In 1635, Eliard Swanston, Robert Benfield, and Thomas Pollard, three actors in the King's Men who were sharers in the company but not "householders" or shareholders in the theatres, petitioned the Lord Chamberlain – then Philip Herbert, 4th Earl of Pembroke – for the right to purchase shares in the theatres. Pembroke ordered Shank and the Burbage family to sell shares to the three actors; but Shank and Cuthbert Burbage both protested the ruling. The dispute generated a back-and-forth documentation, sometimes called the "sharers' papers," that has provided subsequent generations of scholars and researchers with important data on the theatre business of the age. Shank complained that he and the three actors could not reach acceptable terms for a sale, and that they prevented him from performing with the company. The dispute seems to have injected a significant degree of bitterness into the last year of Shank's life.

==Death==
Local records in London show that for many years, Shank and his family lived in Golden Lane in the parish of St. Giles, Cripplegate (the same parish as Cuthbert Burbage and King's Man Nicholas Tooley). Records of the baptisms and burials of several of his children exist between the years 1610 and 1629. The exact date of Shank's death in unknown, though his funeral was held on 27 January 1636.

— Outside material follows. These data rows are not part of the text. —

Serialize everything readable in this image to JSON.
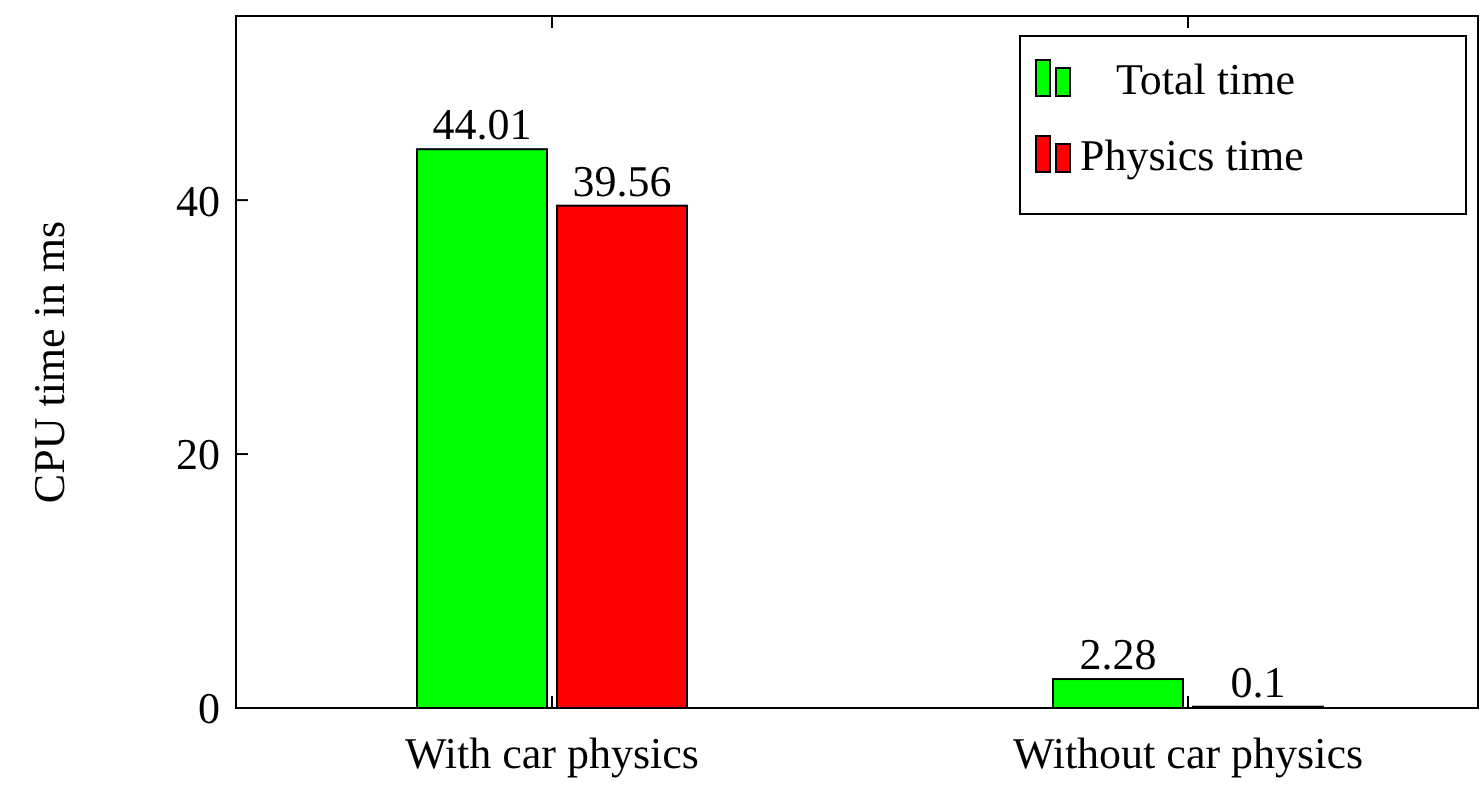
{
  "chart_data": {
    "type": "bar",
    "ylabel": "CPU time in ms",
    "categories": [
      "With car physics",
      "Without car physics"
    ],
    "series": [
      {
        "name": "Total time",
        "color": "#00ff00",
        "values": [
          44.01,
          2.28
        ]
      },
      {
        "name": "Physics time",
        "color": "#ff0000",
        "values": [
          39.56,
          0.1
        ]
      }
    ],
    "ylim": [
      0,
      54.5
    ],
    "yticks": [
      0,
      20,
      40
    ],
    "data_labels": true,
    "legend": "top right"
  }
}
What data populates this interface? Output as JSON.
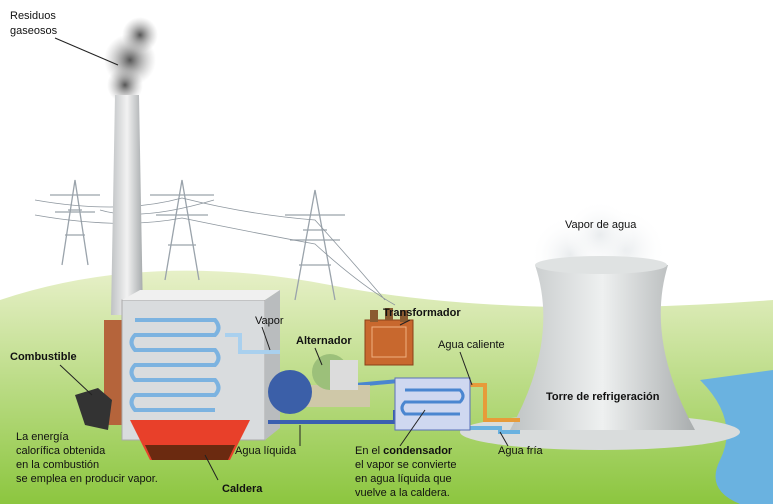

Shank's 1635 last will and testament required the company to pay his widow £50 as his share of the value of their costumes and plays. The will identifies Shank as a "citizen and weaver of London" as well as "one of his Majesty's servants the players." Professional actors sometimes maintained formal membership in one of the city's guilds so that they could lawfully bind apprentices to contracts – something that actors, as retainers in noble households, could not do under the prevailing legal system. John Heminges, for example, was a member of the grocers' guild throughout his life; James Burbage was a member of the carpenters' guild, while John Lowin and Robert Armin were goldsmiths' guild members.

Given Shank's role in training boy players for the company, he likely pursued a similar arrangement. Yet the will (one commentator has called it "a masterpiece of acrimony") also specified that the company owed him £16 20s. for two gowns; Shank may have had some role in providing the costumes of the troupe.

==On the modern stage==
In an April 2000 production at the Albery Theatre, Shank was played by Michael Gambon in Nicholas Wright's comedy Cressida. Set in 1635, near the end of the era in which female roles were played by boys, Wright's play shows Shank coaching a boy actor in the role of Cressida while giving the company a masterclass in acting as a craft.